Des vents favorables pour la Blockchain à Dakhla


Rédigé par La rédaction le Jeudi 6 Février 2020

La région de Dakhla est connue pour être l’un des épicentres mondiaux du kitesurf. Depuis 10 ans, elle accueille chaque année l’une des étapes du championnat mondial de ce sport, rendez-vous incontournable des championnes et des champions internationaux. Bientôt, le vent de la région pourrait animer bien plus que les figures acrobatiques des surfeurs



Par Younes Haffane Consultant en Stratégie et en Transformation Digitale

Des vents favorables pour la Blockchain à Dakhla
En effet, Soluna, une startup américaine, vient d’annoncer la création d’un data center dédié à la monnaie numérique à Dakhla, fonctionnant à l’énergie éolienne. Cette startup se donne pour mission d’alimenter la technologie de la Blockchain, utilisée comme infrastructure pour les monnaies digitales telles que le Bitcoin ou l’Etherium, en énergie propre et renouvelable. Une annonce accueillie à bras ouverts par les spécialistes des monnaies cryptographiques et par les partisans d’une économie plus verte.
La future ferme éolienne sera dotée d’une capacité de 900 MW (en comparaison, le complexe de Noor Ouarzazate a une capacité de 582 MW), dans un horizon de 5 ans, pour un investissement global estimé aux environs de $2 milliards.
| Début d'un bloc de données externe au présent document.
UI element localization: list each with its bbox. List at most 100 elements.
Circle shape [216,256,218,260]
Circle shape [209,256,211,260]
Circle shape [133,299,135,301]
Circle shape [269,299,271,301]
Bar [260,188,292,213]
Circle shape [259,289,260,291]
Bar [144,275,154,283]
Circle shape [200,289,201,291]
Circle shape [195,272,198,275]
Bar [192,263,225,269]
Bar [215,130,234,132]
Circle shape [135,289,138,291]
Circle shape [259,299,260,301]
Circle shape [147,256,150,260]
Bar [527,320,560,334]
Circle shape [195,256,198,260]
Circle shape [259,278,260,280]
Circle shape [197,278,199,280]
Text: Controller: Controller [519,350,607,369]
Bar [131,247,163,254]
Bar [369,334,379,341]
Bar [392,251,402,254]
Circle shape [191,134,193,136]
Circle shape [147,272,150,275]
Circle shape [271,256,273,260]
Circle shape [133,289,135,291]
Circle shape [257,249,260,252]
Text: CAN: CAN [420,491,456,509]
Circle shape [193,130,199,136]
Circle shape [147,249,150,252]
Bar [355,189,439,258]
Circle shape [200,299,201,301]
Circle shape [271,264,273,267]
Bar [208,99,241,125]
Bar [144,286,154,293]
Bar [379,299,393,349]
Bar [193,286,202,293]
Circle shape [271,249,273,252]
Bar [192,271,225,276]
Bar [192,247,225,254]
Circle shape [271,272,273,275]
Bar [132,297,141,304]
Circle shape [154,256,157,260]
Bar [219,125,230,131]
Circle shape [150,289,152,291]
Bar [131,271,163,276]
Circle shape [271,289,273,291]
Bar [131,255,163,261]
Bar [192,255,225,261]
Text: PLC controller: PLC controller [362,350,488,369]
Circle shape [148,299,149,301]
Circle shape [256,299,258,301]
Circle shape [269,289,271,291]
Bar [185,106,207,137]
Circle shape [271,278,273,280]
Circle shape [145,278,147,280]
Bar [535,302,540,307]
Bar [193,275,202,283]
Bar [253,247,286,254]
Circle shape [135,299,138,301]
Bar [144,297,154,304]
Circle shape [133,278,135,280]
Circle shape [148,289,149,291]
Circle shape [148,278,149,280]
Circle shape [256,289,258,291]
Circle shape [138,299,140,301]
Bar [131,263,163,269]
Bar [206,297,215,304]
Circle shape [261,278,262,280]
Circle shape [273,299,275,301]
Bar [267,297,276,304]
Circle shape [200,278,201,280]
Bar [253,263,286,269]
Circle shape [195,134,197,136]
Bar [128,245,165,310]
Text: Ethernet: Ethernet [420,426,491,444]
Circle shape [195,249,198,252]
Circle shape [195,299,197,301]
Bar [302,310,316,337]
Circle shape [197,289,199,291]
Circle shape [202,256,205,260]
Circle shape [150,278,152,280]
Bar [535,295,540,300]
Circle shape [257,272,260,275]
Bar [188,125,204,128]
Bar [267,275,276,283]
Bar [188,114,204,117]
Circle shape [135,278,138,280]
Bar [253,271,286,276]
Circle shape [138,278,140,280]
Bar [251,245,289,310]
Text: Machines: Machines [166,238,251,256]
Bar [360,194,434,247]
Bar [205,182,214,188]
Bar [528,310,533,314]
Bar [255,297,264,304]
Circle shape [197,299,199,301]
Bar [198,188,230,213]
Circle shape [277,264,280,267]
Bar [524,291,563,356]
La phase initiale prévoit l’installation d’une capacité de 36 MW pour un investissement de $100 millions, sécurisé par Soluna et le fonds d’investissement Brookstone Partners. La startup devra ensuite mobiliser les fonds nécessaires auprès d’investisseurs institutionnels pour compléter la réalisation des autres tranches du projet.

Il faut croire que le créneau est plutôt bien choisi : la consommation en électricité pour le bitcoin, au niveau mondial, est estimée à 74 TWh annuellement (équivalent à la consommation du Venezuela), et l’empreinte carbone est estimée à 35 Mt de CO2 par an (l’équivalent de l’empreinte du Denmark). Pour le moment, la majorité des centres de calcul sont hébergés dans les zones froides de la planète, comme l’Islande, le Canada, les pays nordiques ou la Russie, là où le coût de refroidissement des serveurs est plus bas. Pour comprendre l’enjeu de ce type d’installations, il convient de rappeler brièvement comment la Blockchain fonctionne et pourquoi elle est considérée comme une technologie très énergivore.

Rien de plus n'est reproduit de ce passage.